I'm using a Boston Butt. It's the front shoulder of the hog; nice fat marbling and flavorful meat. My 4+ lb piece of meat cost around 10 dollars. The sausage casing was available at the butcher (Frank's Market, GH, MI) for 40 cents a foot.

Prep Work:
Making sausages works about how you think it would. I chunked up the pork into 1 inch chunks and soaked them in red wine. I soaked the casings in water to make sure they were hydrated and then rinsed the inside to get any salt or gross bits out. You can also look for leaks in the casing by moving water through the casing. With the pork chunked I placed it in the canadian freezer to get a little stiffness. I toasted the fennel, gathered the spices, and assembled the mixer.

Sausage Making:
Mistakes were made but I got it to work eventually. in 4 pounds of meat I had to clean the head of the device out twice. I think the meat could have been stiffer and improved things. 1 inch chunks should have been half in chunks to improve the way they fed. The grinder worked admirably. It sounded like the mixer was having a rough go at times but I think I learned lessons to help it work in the future. 1.) Stiffer meat might have ground easier. Meat has this connective tissue it's whitish-gray and it's very fiberous. When you make pulled pork this is what gelatinizes leaving flavorful tender meat.
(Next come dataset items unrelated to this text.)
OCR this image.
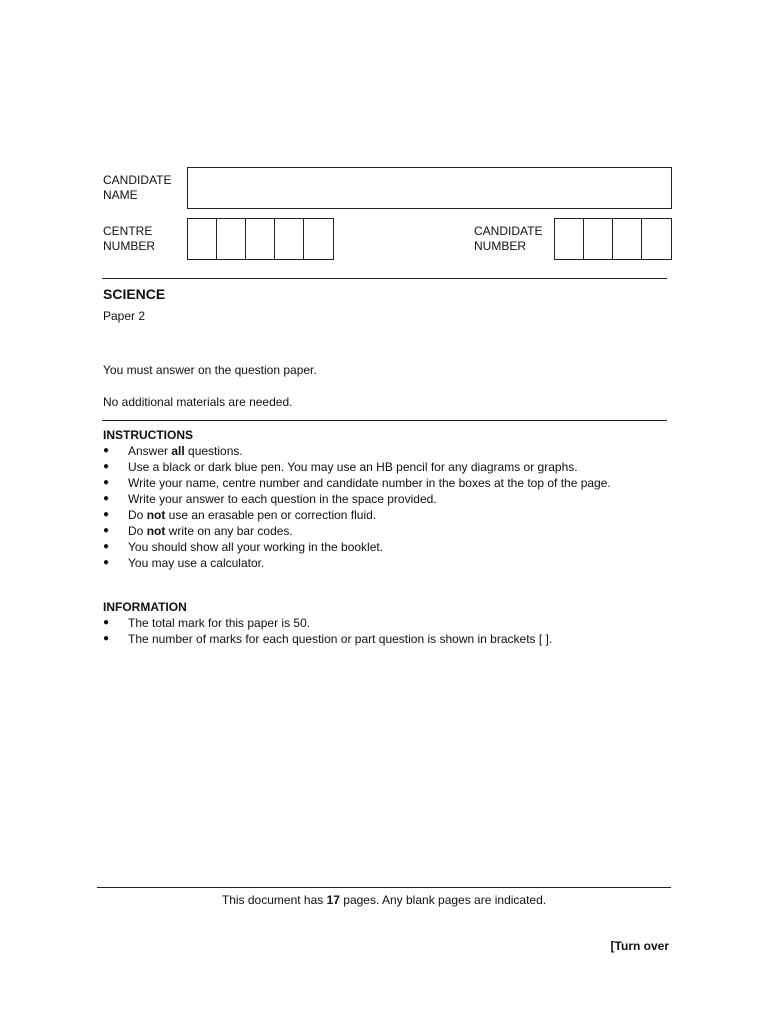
CANDIDATE
NAME
CENTRE
NUMBER
CANDIDATE
NUMBER
SCIENCE
Paper 2
You must answer on the question paper.
No additional materials are needed.
INSTRUCTIONS
● Answer all questions.
● Use a black or dark blue pen. You may use an HB pencil for any diagrams or graphs.
● Write your name, centre number and candidate number in the boxes at the top of the page.
● Write your answer to each question in the space provided.
● Do not use an erasable pen or correction fluid.
● Do not write on any bar codes.
● You should show all your working in the booklet.
● You may use a calculator.
INFORMATION
● The total mark for this paper is 50.
● The number of marks for each question or part question is shown in brackets [ ].
This document has 17 pages. Any blank pages are indicated.
[Turn over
Sausage starts uncooked and thus still has firm connective tissue, this gummed up the works at times. 2.) 1 inch chunks should have been 3/4 or 1/2 inch chunks. It took a while but the grind was fine.

Sausage Stuffing:
Stuffing the sausages was pretty easy. Could have been a 2 man job but I got it done. Threading the casing onto the tube was easy enough. I learned not to tie the end because you may need to fart the sausage. Don't over fill it because popping it is a pain and a half. I was left with some good looking sausage when I was done.

The Recipe:
I roughly used this Emeril recipe. I say roughly because I didn't measure things as closely as I could have and I used a little extra fennel because I like a pronounced fennel flavor in my mild Italian sausage.

The Results:
Italian Sausage and pasta pair well with my Rosemary Saison. The spices are quite complementary and the resulting Italian flavors are sublime. The sausage has a good texture and the flavors are consistent with commercial examples. I am sold on home sausage making.

Home made sausage may not be worth the capital investment and effort for some, but for serious chefs you can't overlook the potential and tradition of the sausage.